My experience: I've been working with my new MBA, 11-inch for about one week. I have a Cisco, WPA2 Enterprise WIFI at work that I am unable to stay connected. I drop about every 60 seconds followed by an automatic 5 second reconnect.
I've spent about two hours on the phone with Apple support last week and they acknowledged the issue and implied a future solution (kind of). I also spoke with a Apple Genius about this same issue at the Yale / New Haven Apple store.
I'm able to connect to my Apple Time Capsule, Starbucks, Amtrak Connect, and a few other public sites without issue. None of these are WPA2 Enterprise.

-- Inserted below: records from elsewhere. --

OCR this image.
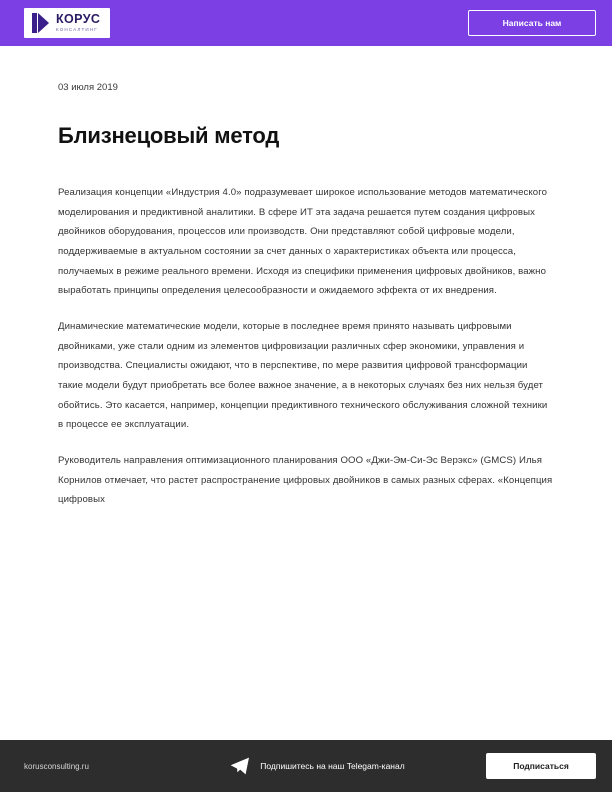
КОРУС
КОНСАЛТИНГ
Написать нам
03 июля 2019
Близнецовый метод

Реализация концепции «Индустрия 4.0» подразумевает широкое использование методов математического моделирования и предиктивной аналитики. В сфере ИТ эта задача решается путем создания цифровых двойников оборудования, процессов или производств. Они представляют собой цифровые модели, поддерживаемые в актуальном состоянии за счет данных о характеристиках объекта или процесса, получаемых в режиме реального времени. Исходя из специфики применения цифровых двойников, важно выработать принципы определения целесообразности и ожидаемого эффекта от их внедрения.

Динамические математические модели, которые в последнее время принято называть цифровыми двойниками, уже стали одним из элементов цифровизации различных сфер экономики, управления и производства. Специалисты ожидают, что в перспективе, по мере развития цифровой трансформации такие модели будут приобретать все более важное значение, а в некоторых случаях без них нельзя будет обойтись. Это касается, например, концепции предиктивного технического обслуживания сложной техники в процессе ее эксплуатации.

Руководитель направления оптимизационного планирования ООО «Джи-Эм-Си-Эс Верэкс» (GMCS) Илья Корнилов отмечает, что растет распространение цифровых двойников в самых разных сферах. «Концепция цифровых

korusconsulting.ru	Подпишитесь на наш Telegam-канал	Подписаться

IMO, there are four possible resolutions: software fix, drive / firmware fix, hardware replacement, or software fix to a hardware bug. I'm most concerned about the fourth resolution, but the comments about Windows working make me think the first two are the most likely.
Apple Support is sending me a free USB Ethernet to use in the meanwhile -- not a great solution, but it should work.
I switched to a 13" MBPr but perhaps I would have done that even if there was no "connection problem." The main reason for me was the screen: the sharpness of text is a blessing for old eyes when you are looking at the screen many hours a day. The 11" MBA is a dream "on the go," but I don't use my Macbook much outside the house and the difference of size and weight (small but noticeable) is for me not that important.
My 14-day return window ends in five days and I'll be returning my 13" Air before it runs out. I'm certainly considering the 13" Macbook Pro retina. A little more weight and a lot less battery life, but better screen and no connectiivity problems. I don't want to take a chance on a possible inadequate fix for the Air's problem or risk being stuck with a computer I can't sell. So if Apple doesn't issue an update by this weekend, it's gone.
Today I took my Air to a local Tim Horton's and attempted to log onto their wireless network. My iPhone found the network and logged on with a strong signal; the Air didn't even see the network, so forget logging on. I like the machine a lot, but this is a deal killer for me.